The Antidote by Oliver Burkeman

The Antidote by Oliver Burkeman

Author:Oliver Burkeman
Language: eng
Format: mobi, epub, pdf
Tags: personal development, happiness, Self-Help
ISBN: 9781921921483
Publisher: The Text Publishing Company
Published: 2012-06-01T14:00:00+00:00


‘I cannot live with myself’: the phrase is a cliché, but Tolle was stopped dead by its implications. ‘If I cannot live with myself,’ he remembered thinking, ‘there must be two of me: the “I” and the “self” that “I” cannot live with. Maybe, I thought, only one of them is real. I was so stunned by this realisation that my mind stopped. I was conscious, but there were no more thoughts.’ And then, before he knew it, it was morning – the morning that he felt suffused with a feeling of ‘uninterrupted deep peace and bliss’.

What had happened, if his account is to be believed, was that he no longer mistakenly believed he was his thinking; he saw himself, instead, as the witness to it. This is an experience you can easily taste for yourself by deliberately deciding to watch your own thinking. Sit like a cat at a mouse-hole, Tolle advises, waiting to see what your next thought will be. ‘When you listen to a thought,’ he explains, ‘you are aware not only of the thought, but also of yourself as the witness of the thought. A new dimension of consciousness has come in. As you listen to the thought, you feel a conscious presence – your deeper self – behind or underneath the thought, as it were. The thought then loses its power over you, and quickly subsides, because you are no longer energising the mind through identification with it. This is the beginning of the end of involuntary and compulsive thinking.’ We have all experienced something ‘behind or underneath’ thought, in those moments that thinking seems temporarily to fall away: when gasping in awe at beautiful scenery, after intense physical exercise, or while making love. The trick is to take that stance towards thinking all the time, even when you’re thinking. If any this sounds familiar, it may be because it leads back to Buddhism. Watching your thoughts in this way is a form of meditation.
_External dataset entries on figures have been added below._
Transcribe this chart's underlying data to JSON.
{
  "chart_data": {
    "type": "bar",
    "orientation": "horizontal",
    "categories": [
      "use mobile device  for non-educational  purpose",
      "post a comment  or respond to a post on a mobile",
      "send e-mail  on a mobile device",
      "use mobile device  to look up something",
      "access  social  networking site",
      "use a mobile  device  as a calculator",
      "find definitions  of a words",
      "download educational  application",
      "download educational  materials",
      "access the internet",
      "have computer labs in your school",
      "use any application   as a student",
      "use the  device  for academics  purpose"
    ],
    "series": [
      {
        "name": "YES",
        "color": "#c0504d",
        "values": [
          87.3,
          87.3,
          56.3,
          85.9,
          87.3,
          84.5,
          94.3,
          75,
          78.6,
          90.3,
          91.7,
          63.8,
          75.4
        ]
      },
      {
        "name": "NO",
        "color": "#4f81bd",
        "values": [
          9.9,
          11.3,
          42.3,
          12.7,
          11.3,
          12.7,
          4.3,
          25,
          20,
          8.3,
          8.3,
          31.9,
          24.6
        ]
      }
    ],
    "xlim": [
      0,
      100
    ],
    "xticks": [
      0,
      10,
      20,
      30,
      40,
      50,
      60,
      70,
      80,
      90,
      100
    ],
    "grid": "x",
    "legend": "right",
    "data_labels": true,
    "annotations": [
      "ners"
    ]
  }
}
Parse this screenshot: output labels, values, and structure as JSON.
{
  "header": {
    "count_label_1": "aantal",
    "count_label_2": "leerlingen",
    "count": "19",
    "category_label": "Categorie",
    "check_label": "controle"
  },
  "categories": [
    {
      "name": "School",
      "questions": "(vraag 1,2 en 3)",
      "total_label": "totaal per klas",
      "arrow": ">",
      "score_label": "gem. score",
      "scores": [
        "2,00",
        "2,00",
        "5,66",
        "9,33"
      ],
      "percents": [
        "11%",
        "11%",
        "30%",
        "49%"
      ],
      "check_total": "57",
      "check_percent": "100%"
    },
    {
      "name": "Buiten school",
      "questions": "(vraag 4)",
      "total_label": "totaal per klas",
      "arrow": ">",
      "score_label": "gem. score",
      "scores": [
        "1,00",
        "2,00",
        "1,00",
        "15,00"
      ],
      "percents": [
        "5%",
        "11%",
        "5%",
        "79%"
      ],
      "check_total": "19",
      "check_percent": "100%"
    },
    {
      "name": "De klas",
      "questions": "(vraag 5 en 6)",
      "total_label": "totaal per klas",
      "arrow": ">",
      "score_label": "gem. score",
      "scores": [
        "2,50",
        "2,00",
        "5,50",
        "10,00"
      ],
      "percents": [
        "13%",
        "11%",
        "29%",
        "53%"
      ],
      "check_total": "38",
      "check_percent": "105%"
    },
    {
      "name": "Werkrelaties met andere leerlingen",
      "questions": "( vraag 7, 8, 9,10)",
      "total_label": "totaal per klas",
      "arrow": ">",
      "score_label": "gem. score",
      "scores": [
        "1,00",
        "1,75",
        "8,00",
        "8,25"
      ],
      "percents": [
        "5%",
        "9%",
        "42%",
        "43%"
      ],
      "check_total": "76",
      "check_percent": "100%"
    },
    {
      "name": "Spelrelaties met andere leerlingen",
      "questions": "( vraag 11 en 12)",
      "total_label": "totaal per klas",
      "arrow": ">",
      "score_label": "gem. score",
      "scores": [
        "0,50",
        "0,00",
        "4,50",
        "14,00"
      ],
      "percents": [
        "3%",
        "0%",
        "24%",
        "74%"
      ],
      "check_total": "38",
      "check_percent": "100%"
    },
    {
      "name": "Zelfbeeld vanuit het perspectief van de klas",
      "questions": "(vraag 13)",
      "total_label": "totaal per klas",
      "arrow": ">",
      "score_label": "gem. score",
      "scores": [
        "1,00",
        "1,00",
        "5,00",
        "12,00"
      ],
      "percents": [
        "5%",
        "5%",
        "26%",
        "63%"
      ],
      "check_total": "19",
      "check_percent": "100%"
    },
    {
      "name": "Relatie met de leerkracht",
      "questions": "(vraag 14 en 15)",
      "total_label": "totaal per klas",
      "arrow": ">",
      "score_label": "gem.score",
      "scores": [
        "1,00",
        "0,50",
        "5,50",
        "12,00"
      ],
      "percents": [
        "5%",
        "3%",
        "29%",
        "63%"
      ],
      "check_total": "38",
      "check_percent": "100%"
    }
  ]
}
This is the point at which Tolle’s outlook gets especially tricky for a sceptic to swallow. He seems to assume that when you stop identifying with your ego, you discover who you really are – that you discover your ‘deeper self’ or your ‘true Being’, which was hiding behind the fake self all along. But this kind of talk rightly makes more mainstream philosophers nervous. Just because you have succeeded in dismantling the conventional understanding of the self, it doesn’t necessarily follow that you’ll find the ‘real’ one. Perhaps we are just a ‘bundle of perceptions’, as Hume put it. Perhaps there is no ‘deeper’, ‘truer’ meaning to the notion of who we are. Once again, though, this isn’t a question that we need to answer conclusively. Merely asking it is what matters. It is enough, for now, to enquire within: don’t you feel a certain tranquility when you seek to become the witness to your thoughts, rather than identifying with them completely?

The optimism-focused, goal-fixated, positive-thinking approach to happiness is exactly the kind of thing the ego loves.